According to the indictment, the doctor of Kalamazoo was the owner of two medical practices: Women’s Health Care Specialists (WHCS) and Urological Solutions of Michigan (USM). He is accused of conspiring to fraudulently bill Medicare for therapy services provided by USM, such as pelvic muscle rehabilitation (PMR) therapy, using inappropriate diagnostic codes. In health care, diagnostic codes refers to the coded written descriptions that are used to group and classify illnesses, diseases, and injuries; medical coding fraud occurs when a health care provider knowingly submits claims to insurers with incorrect diagnostic codes.
The doctor allegedly provided PMR therapy to mostly elderly women with fecal or urinary incontinence. He purportedly directed his staff to reuse rectal pressure sensors meant to be used once on multiple patients as part of the therapy. His staff also allegedly reused single-use anorectal manometry catheters on multiple patients as part of an initial diagnostic study with patients who had potential fecal incontinence.
Both instances of reuse went against the device manufacturers’ instructions for use, as well as guidelines set by the Food & Drug Administration (FDA) to prevent the adulteration and possible contamination of these devices.
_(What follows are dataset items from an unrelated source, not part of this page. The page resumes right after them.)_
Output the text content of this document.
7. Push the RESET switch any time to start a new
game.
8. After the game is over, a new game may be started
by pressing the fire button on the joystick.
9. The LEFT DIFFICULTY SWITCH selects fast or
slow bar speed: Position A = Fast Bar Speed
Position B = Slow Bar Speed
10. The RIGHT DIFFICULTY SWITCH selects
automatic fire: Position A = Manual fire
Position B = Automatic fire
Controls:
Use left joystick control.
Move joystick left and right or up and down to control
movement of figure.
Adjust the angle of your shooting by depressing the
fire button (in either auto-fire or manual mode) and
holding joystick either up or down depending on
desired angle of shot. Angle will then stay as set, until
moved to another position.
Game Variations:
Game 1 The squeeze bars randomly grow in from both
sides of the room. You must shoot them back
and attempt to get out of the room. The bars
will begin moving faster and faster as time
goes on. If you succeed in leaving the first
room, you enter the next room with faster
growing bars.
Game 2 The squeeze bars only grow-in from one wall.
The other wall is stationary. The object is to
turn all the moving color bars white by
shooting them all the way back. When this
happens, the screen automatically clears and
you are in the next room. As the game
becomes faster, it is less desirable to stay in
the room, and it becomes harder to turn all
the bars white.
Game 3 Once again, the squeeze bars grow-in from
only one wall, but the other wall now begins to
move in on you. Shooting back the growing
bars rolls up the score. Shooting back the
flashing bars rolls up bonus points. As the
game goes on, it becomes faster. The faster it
The wife was allegedly aware that her husband fraudulently billed Medicare for evaluation and management services to patients who received PMR therapy, but she never alerted authorities. She additionally faces charges of adulteration of a medical device for reusing rectal pressure sensors on behalf of her husband. It is not clear whether any other medical staff at the practices has been accused of wrongdoing.
Adulterated medical devices pose a serious risk of infection disease transmission. The patients of USM and WHCS who received PMR therapy or diagnostic anorectal manometry are encouraged to contact their physicians and undergo testing.
Patients who were Medicare beneficiaries may have been charged copays for the billing of their PMR therapy using more lucrative diagnostic codes. They may also have been improperly billed for evaluation and management services alongside their PMR therapy. Potential victims of Beyer’s alleged fraudulent billing or device adulteration are asked to contact the U.S. Attorney’s Office for the Western District of Michigan to obtain information about their rights.
Sources indicate that the doctor and his wife have signed plea deals in their respective cases, and plea hearings are scheduled in May 2020. The U.S. Attorney’s Office noted that charges are not evidence of guilt, and defendants are presumed innocent unless the government proves they are guilty beyond a reasonable doubt.